Serotonin(1A) receptors are important neurotransmitter receptors and belong to the superfamily of G-protein coupled receptors (GPCRs). Although it is an important drug target, the crystal structure of the serotonin(1A) receptor has not been solved yet. Earlier homology models of the serotonin(1A) receptor were generated using rhodopsin as a template. We have used two recent crystal structures of the human β(2)-adrenergic receptor, one of which shows specific cholesterol binding site(s), as templates to model the human serotonin(1A) receptor. Since the sequence similarity between the serotonin(1A) receptor and β(2)-adrenergic receptor is considerably higher than the similarity between the serotonin(1A) receptor and rhodopsin, our model is more reliable.
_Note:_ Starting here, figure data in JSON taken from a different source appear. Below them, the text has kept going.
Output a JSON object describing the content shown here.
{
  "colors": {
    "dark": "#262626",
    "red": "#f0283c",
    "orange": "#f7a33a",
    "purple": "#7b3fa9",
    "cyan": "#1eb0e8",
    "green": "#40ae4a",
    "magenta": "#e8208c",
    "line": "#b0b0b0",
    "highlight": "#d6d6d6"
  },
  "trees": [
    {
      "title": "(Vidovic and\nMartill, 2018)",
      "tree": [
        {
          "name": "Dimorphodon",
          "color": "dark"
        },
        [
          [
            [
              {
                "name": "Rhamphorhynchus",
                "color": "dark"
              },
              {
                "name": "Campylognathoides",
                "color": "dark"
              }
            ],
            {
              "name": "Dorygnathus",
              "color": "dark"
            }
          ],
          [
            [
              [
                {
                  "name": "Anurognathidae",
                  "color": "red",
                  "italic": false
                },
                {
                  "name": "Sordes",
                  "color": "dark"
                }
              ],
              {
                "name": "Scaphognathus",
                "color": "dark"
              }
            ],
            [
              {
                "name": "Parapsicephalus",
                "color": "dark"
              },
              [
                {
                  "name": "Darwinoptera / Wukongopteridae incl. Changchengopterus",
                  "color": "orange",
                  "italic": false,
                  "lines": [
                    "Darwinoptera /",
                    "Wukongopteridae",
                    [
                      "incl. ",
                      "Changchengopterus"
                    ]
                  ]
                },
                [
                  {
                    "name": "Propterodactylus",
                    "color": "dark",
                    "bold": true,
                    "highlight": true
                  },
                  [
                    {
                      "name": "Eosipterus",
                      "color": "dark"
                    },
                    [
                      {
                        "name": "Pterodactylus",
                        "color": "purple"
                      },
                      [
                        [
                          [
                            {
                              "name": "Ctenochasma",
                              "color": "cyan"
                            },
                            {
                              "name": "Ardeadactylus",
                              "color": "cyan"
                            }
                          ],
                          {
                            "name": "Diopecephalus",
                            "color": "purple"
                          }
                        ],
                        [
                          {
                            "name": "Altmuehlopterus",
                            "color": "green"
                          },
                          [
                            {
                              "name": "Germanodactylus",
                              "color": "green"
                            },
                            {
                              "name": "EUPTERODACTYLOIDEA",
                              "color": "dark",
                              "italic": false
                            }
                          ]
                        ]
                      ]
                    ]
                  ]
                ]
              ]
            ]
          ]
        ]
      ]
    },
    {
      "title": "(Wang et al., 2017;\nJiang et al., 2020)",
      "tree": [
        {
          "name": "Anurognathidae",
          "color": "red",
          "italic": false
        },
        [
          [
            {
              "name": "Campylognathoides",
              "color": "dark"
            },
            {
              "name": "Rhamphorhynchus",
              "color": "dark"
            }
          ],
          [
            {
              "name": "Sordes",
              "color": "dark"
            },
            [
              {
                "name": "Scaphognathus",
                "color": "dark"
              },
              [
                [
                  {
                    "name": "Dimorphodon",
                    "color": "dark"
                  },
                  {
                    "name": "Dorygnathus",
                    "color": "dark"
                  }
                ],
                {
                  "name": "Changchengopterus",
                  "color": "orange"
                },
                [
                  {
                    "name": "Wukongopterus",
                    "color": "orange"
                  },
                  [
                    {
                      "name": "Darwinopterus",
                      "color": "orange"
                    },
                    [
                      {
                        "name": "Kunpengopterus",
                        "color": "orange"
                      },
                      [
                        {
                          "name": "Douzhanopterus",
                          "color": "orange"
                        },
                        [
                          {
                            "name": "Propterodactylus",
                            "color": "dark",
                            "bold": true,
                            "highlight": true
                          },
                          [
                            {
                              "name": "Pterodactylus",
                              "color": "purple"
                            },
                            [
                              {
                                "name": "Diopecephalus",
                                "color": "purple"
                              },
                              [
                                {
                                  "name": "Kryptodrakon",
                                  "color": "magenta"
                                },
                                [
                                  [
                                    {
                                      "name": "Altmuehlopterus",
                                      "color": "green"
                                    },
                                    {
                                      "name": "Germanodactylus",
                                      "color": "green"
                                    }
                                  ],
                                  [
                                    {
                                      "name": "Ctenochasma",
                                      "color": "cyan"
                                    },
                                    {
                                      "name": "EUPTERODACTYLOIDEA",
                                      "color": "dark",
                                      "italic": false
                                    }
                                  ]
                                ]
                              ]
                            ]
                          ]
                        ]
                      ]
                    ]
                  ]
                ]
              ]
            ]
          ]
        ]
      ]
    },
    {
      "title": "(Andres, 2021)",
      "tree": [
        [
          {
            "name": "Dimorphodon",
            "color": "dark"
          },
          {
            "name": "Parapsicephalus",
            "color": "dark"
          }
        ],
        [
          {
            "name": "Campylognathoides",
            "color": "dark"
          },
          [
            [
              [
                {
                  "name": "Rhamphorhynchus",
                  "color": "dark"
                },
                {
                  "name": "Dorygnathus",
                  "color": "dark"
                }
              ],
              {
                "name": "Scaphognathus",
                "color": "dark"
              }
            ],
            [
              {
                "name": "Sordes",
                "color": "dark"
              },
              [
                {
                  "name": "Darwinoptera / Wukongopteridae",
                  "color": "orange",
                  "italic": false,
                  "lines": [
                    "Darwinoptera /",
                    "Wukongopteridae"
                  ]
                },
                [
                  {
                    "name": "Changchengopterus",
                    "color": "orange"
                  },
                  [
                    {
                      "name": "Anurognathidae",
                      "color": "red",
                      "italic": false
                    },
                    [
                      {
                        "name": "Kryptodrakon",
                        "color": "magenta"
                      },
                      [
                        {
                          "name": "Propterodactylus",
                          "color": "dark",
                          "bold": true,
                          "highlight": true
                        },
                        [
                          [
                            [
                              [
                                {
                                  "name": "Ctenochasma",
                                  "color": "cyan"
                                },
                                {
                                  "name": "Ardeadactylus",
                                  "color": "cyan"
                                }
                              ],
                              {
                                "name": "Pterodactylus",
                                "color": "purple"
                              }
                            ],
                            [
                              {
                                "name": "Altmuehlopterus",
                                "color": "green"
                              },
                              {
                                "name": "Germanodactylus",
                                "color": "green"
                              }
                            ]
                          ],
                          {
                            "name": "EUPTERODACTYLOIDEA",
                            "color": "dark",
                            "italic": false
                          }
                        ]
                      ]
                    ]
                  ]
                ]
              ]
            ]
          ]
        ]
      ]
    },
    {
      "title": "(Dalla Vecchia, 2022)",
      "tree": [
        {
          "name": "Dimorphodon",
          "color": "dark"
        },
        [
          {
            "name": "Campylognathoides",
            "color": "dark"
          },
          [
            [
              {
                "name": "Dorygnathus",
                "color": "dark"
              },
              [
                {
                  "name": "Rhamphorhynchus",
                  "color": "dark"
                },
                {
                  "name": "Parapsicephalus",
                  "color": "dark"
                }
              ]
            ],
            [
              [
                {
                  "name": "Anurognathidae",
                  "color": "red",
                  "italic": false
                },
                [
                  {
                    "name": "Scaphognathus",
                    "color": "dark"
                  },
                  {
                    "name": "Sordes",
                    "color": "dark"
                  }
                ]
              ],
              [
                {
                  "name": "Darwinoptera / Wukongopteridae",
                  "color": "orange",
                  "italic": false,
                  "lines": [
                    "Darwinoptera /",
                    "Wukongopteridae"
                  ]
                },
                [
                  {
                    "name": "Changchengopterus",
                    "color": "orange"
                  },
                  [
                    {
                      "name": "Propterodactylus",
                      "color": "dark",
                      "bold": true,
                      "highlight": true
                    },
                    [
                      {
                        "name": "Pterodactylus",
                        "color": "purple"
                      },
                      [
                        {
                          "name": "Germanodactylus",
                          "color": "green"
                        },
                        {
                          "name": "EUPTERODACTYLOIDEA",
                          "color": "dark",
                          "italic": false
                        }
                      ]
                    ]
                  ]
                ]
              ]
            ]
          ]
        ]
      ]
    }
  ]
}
Based on these templates, we generated models of the serotonin(1A) receptor in the absence and presence of cholesterol. The receptor model appears more compact in the presence of cholesterol. We validated the stability of 'compactness' using coarse-grain MD simulation. Importantly, all ligands exhibit higher binding energies when docked to the receptor in the presence of cholesterol, thereby implying that membrane cholesterol facilitates ligand binding to the serotonin(1A) receptor. To the best of our knowledge, this is one of the first reports in which lipid-specific receptor conformations have been modeled by homology modeling.